Any member of the legal community, whether lawyer or support staff, full-time employee or contractor, is bound by the ethical duty of maintaining client confidences. An attorney, and by extension his or her staff, has a duty “to maintain inviolate the confidence, and at every peril to himself or herself to preserve the secrets, of his or her client.” (Cal. Bus. & Prof. Code §6068(e)(1)).
How do virtually working paralegals deal with the ethical obligation of maintaining our attorney clients’ confidential and proprietary information? How do we handle protecting the confidential information of their clients?
This is a question I am often asked, and it’s an important consideration for those of us working virtually.
The answer is that in many ways, virtual paralegals maintain confidentiality in exactly the same way full time employees do. We refrain from discussing our attorney clients’ businesses, practices, and protocols with anyone else, or in public places. Perhaps even more important, we refrain from discussing our attorneys’ clients, the facts of the cases we work on, and legal strategies being pursued in them. We refrain from discussing these things with anyone, anywhere, except for with the attorney client and his/her staff or agents.

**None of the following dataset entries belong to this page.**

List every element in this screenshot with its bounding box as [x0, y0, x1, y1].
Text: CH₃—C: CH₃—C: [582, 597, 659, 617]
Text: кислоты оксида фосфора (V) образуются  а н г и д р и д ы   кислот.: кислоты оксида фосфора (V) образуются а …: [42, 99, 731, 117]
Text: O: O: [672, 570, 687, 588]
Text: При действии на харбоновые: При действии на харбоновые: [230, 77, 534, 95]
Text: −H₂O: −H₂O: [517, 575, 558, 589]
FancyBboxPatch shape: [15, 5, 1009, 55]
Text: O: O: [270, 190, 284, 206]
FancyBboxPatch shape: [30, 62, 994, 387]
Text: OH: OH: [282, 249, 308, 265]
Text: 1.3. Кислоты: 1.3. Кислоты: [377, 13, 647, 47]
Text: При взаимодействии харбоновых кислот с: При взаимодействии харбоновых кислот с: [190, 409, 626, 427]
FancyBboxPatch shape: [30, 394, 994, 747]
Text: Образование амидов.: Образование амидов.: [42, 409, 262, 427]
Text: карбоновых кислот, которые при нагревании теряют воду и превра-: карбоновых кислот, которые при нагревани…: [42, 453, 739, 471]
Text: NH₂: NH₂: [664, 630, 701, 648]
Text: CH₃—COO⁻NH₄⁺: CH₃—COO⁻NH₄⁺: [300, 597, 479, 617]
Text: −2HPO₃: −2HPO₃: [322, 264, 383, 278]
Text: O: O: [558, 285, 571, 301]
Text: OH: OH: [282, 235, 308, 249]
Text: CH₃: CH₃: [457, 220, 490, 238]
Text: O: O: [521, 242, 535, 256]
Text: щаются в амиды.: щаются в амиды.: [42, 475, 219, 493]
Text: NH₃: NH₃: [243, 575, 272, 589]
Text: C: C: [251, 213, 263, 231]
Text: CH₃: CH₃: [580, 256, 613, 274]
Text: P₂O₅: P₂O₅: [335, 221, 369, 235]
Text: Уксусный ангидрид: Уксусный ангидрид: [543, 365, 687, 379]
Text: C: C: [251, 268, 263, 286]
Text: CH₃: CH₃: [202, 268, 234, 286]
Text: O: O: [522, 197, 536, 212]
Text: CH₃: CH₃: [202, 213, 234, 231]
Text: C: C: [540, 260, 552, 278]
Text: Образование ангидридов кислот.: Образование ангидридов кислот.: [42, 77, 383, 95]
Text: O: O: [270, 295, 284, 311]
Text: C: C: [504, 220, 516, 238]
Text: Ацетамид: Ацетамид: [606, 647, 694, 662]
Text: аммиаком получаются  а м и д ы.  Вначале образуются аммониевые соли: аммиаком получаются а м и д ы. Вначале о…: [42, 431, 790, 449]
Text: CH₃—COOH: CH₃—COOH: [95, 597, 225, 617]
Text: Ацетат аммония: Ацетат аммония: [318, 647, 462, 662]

One might think that it’s tempting for virtual workers whose clients, and their clients, may be miles away, to think that these restrictions don’t matters quite so much. After all, chances are nobody where we live will ever have heard of our distant clients or their cases. But the fact that our clients may be located across the state doesn’t make their communications or information any less confidential, and we must see to it we are guarding them.
This goes for social media too. If virtual paralegals have any sort of an online presence (and who doesn’t these days?), we need to refrain from commenting on any specifics of our clients’ confidential matters. Many bar associations have issued ethics opinions about attorney (and by extension, legal staff) use of social media. Disciplinary actions have been brought against lawyers for inappropriately revealing client information in tweets and Facebook posts. Virtual paralegals must guard against this as well.
The long-standing practice of never discussing client matters with others isn’t new to the virtual arena. What’s new is the need to maintain that confidentiality within the confines of our own offices and on our own electronic systems, be they on hard drives or in “the cloud.” Our attorney clients can’t do this for us. Our clients’ IT departments can’t do this for us. We must see to it ourselves.
As virtual workers, we need to maintain strict security of all paper and digital files. Well thought-out data retention and destruction polices are essential. There must be procedures in place for removing confidential client data from computer and cloud servers when a matter concludes or when requested by an attorney client. Computers, laptops, external drives, cloud storage services and file sharing accounts must be encrypted where necessary and must be rendered as secure as possible.
Further, virtual paralegals have a role to play in advising their attorney clients about the most secure mechanisms for transmitting confidential client data back and forth. Frequently, email isn’t secure enough for sending privileged and confidential data. Therefore, it behooves virtual paralegals to have vetted a variety of cloud-based file sharing platforms, so they have some trusted, secure options to propose to attorney clients when documents need to be exchanged securely.
Abiding by the duty of confidentiality is the obligation of everyone working within the legal community. Reputable virtual paralegals understand this, and take it seriously.